1) Historische deconstructie van beide begrippen
Voor zover ‘religie’ en ‘wetenschap’ nu evident naar vastomlijnde dingen lijken te verwijzen, leert een blik op de geschiedenis dat schijn bedriegt. Ook als we woorden als religio of scientia bij middeleeuwse theologen aantreffen, betekent dat nog niet dat daarmee dezelfde dingen worden aangeduid als tegenwoordig.
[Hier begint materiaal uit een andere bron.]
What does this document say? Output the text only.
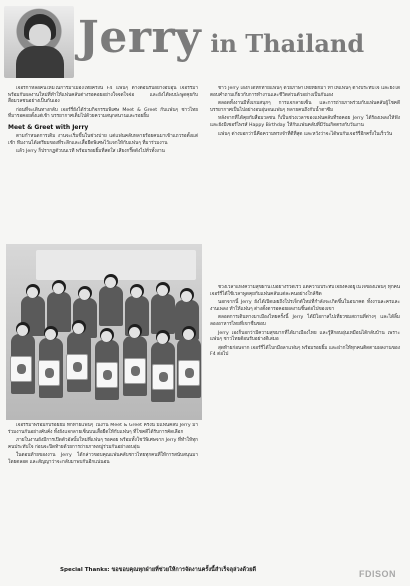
Jerry in Thailand

เจอร์ก้าหล่อคนใหม่ในการมาเมืองไทยครั้งนี้ F4 แฟนๆ ต่างต้อนรับอย่างอบอุ่น เจอร์รี่มาพร้อมกับผลงานใหม่ที่ทำให้แฟนคลับต่างรอคอยอย่างใจจดใจจ่อ และยังได้พบปะพูดคุยกับสื่อมวลชนอย่างเป็นกันเอง

ก่อนที่จะเดินทางกลับ เจอร์รี่ยังได้ร่วมกิจกรรมพิเศษ Meet & Greet กับแฟนๆ ชาวไทย ที่มารอคอยตั้งแต่เช้า บรรยากาศเต็มไปด้วยความสนุกสนานและรอยยิ้ม

Meet & Greet with Jerry

ตามกำหนดการเดิม งานจะเริ่มขึ้นในช่วงบ่าย แต่แฟนคลับหลายร้อยคนมาเข้าแถวรอตั้งแต่เช้า ทีมงานได้เตรียมของที่ระลึกและเสื้อยืดพิเศษไว้แจกให้กับแฟนๆ ที่มาร่วมงาน

แล้ว Jerry ก็ปรากฏตัวบนเวที พร้อมรอยยิ้มที่สดใส เสียงกรี๊ดดังไปทั่วทั้งงาน

ชาว Jerry เองก็ได้ทักทายแฟนๆ ด้วยภาษาไทยที่ฝึกมา ทำให้แฟนๆ ต่างประทับใจ และยังได้ตอบคำถามเกี่ยวกับการทำงานและชีวิตส่วนตัวอย่างเป็นกันเอง

ตลอดทั้งงานมีทั้งเกมสนุกๆ การแจกลายเซ็น และการถ่ายภาพร่วมกับแฟนคลับผู้โชคดี บรรยากาศเป็นไปอย่างอบอุ่นจนแฟนๆ หลายคนถึงกับน้ำตาซึม

หลังจากที่ได้คุยกับสื่อมวลชน ก็เป็นช่วงเวลาของแฟนคลับที่รอคอย Jerry ได้ร้องเพลงให้ฟัง และยังมีเซอร์ไพรส์ Happy Birthday ให้กับแฟนคลับที่มีวันเกิดตรงกับวันงาน

แฟนๆ ต่างบอกว่านี่คือความทรงจำที่ดีที่สุด และหวังว่าจะได้พบกับเจอร์รี่อีกครั้งในเร็ววัน

ช่วงเวลาแห่งความสุขผ่านไปอย่างรวดเร็ว แต่ความประทับใจยังคงอยู่ในใจของแฟนๆ ทุกคน เจอร์รี่ได้ใช้เวลาพูดคุยกับแฟนคลับแต่ละคนอย่างใกล้ชิด

นอกจากนี้ Jerry ยังได้เปิดเผยถึงโปรเจ็กต์ใหม่ที่กำลังจะเกิดขึ้นในอนาคต ทั้งงานละครและงานเพลง ทำให้แฟนๆ ต่างตั้งตารอคอยผลงานชิ้นต่อไปของเขา

ตลอดการเดินทางมาเมืองไทยครั้งนี้ Jerry ได้มีโอกาสไปเที่ยวชมสถานที่ต่างๆ และได้ลิ้มลองอาหารไทยที่เขาชื่นชอบ

Jerry เองก็บอกว่ามีความสุขมากที่ได้มาเมืองไทย และรู้สึกอบอุ่นเหมือนได้กลับบ้าน เพราะแฟนๆ ชาวไทยต้อนรับอย่างดีเสมอ

สุดท้ายก่อนจาก เจอร์รี่ได้โบกมือลาแฟนๆ พร้อมรอยยิ้ม และฝากให้ทุกคนติดตามผลงานของ F4 ต่อไป

เจอร์รี่มาพร้อมกับรอยยิ้ม ทักทายแฟนๆ ในงาน Meet & Greet ครั้งนี้ มีแฟนคลับ Jerry มาร่วมงานกันอย่างคับคั่ง ทั้งยังแจกลายเซ็นบนเสื้อยืดให้กับแฟนๆ ที่โชคดีได้รับการคัดเลือก

ภายในงานยังมีการเปิดตัวอัลบั้มใหม่ที่แฟนๆ รอคอย พร้อมทั้งโชว์พิเศษจาก Jerry ที่ทำให้ทุกคนประทับใจ ก่อนจะปิดท้ายด้วยการถ่ายภาพหมู่ร่วมกันอย่างอบอุ่น

ในตอนท้ายของงาน Jerry ได้กล่าวขอบคุณแฟนคลับชาวไทยทุกคนที่ให้การสนับสนุนมาโดยตลอด และสัญญาว่าจะกลับมาพบกันอีกแน่นอน

Special Thanks: ขอขอบคุณทุกฝ่ายที่ช่วยให้การจัดงานครั้งนี้สำเร็จลุล่วงด้วยดี	FDISON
Wie eerst de zogenaamde essentie van wetenschap definieert, zal in de bronnen mensen iets totaal anders zien doen. ‘De termen ‘religie’ en ‘wetenschap’ zomaar op het verleden loslaten levert dan ook al snel anachronismen op: suggereren dat voor Augustinus of Newton dezelfde dingen op het spel stonden, dat ze dezelfde dingen voor ogen hadden als wij, is al snel misleidend. Niet dat je nooit op basis van eigentijdse begrippen andere tijden kunt begrijpen natuurlijk – denk aan ‘kapitaal’ of ‘gender’ – maar dat vereist wel uiterst voorzichtige definitie en interpretatie.
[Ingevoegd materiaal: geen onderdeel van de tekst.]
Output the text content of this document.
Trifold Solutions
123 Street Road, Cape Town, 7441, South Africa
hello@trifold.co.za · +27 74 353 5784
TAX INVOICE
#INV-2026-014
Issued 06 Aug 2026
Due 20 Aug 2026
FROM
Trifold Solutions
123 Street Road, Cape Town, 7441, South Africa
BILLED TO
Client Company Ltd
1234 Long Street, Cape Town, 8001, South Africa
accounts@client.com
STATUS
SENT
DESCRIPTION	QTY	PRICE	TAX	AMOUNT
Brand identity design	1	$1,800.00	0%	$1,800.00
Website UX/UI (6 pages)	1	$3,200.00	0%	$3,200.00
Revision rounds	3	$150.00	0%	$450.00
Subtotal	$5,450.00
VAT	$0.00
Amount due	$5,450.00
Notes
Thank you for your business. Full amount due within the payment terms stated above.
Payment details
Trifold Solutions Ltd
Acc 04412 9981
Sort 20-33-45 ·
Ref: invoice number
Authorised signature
2) Variabele relatie tussen Kerk en wetenschap
Het voorgaande punt kan wat te academisch en postmodern klinken. Voor wie dat vindt is er een lichtere variant. Ook onder elke redelijke stipulatie van wat wetenschap en wat religie is, hebben de instituties die we gewoonlijk als vertegenwoordigers van die twee identificeren zich in de loop der tijd heel verschillend tot elkaar verhouden.
Denk bijvoorbeeld aan het feit dat de middeleeuwse Kerk en de Aristotelische natuurfilosofie twee handen op een buik waren, of dat de Jezuïeten astronomie en soms zelfs Darwinisme onderwezen. Omgekeerd is Galilei natuurlijk veroordeeld door een kerkelijke rechtbank, en Buffon door de Sorbonnetheologen. Nogmaals: als data voor een wetenschap-en-religiedebat komen deze dingen alleen van pas als je punt 1 hierboven negeert, maar ook in dat geval wijzen ze duidelijk verschillende kanten uit. Het is bovendien maar de vraag welke confrontaties nu echt ‘de wetenschap’ of ‘het christendom’ als zodanig als inzet hebben.
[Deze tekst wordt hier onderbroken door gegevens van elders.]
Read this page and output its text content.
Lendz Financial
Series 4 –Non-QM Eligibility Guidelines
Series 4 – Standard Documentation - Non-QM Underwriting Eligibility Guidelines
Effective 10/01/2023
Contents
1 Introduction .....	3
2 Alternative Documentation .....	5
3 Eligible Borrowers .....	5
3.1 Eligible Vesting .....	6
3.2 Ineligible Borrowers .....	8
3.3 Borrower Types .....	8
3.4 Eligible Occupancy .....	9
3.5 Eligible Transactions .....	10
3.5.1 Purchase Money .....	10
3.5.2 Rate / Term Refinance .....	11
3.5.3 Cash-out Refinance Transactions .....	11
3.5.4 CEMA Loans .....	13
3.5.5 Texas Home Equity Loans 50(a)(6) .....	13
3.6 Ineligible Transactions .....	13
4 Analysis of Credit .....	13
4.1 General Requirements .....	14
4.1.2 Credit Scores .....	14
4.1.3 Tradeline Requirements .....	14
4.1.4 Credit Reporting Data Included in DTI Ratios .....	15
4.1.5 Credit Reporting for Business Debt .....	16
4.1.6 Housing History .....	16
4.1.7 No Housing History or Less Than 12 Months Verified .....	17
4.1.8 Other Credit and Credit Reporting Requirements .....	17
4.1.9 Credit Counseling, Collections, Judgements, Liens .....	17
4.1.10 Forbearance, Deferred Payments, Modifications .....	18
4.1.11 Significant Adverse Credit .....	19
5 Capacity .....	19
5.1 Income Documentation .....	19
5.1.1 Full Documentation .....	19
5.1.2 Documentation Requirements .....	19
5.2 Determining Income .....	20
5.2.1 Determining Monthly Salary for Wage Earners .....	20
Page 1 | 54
3) Rol van het christendom in het ontstaan van wetenschap
Dit is gladder ijs en sommige historici zijn hier sceptisch over. Zelf houd ik evenwel erg van historische thesen die hebben gepoogd te verklaren dat de zeventiende-eeuwse wetenschappelijke revolutie in een door en door christelijk Europa heeft plaatsgevonden. De ‘Mertonthese’ die wijst naar de puriteinse ethiek. Hooykaas die de poten-in-de-kleimentaliteit van de bijbel de eer geeft liever dan die elitaire Grieken. De voluntarismethese die stelt dat een vrije God zich niet a priori laat kennen, maar alleen door empirisch onderzoek. Of de stelling van Peter Harrison, die beweert dat gereformeerd zondebesef de weg vrijmaakte voor experimenteren, door het kentheoretisch optimisme van de Aristotelici te ondermijnen.
Als de wetenschap op deze of andere manieren haar bestaan te danken heeft aan specifieke religieuze opvattingen, dan ondermijnt dat zeker een essentialistische conflictthese.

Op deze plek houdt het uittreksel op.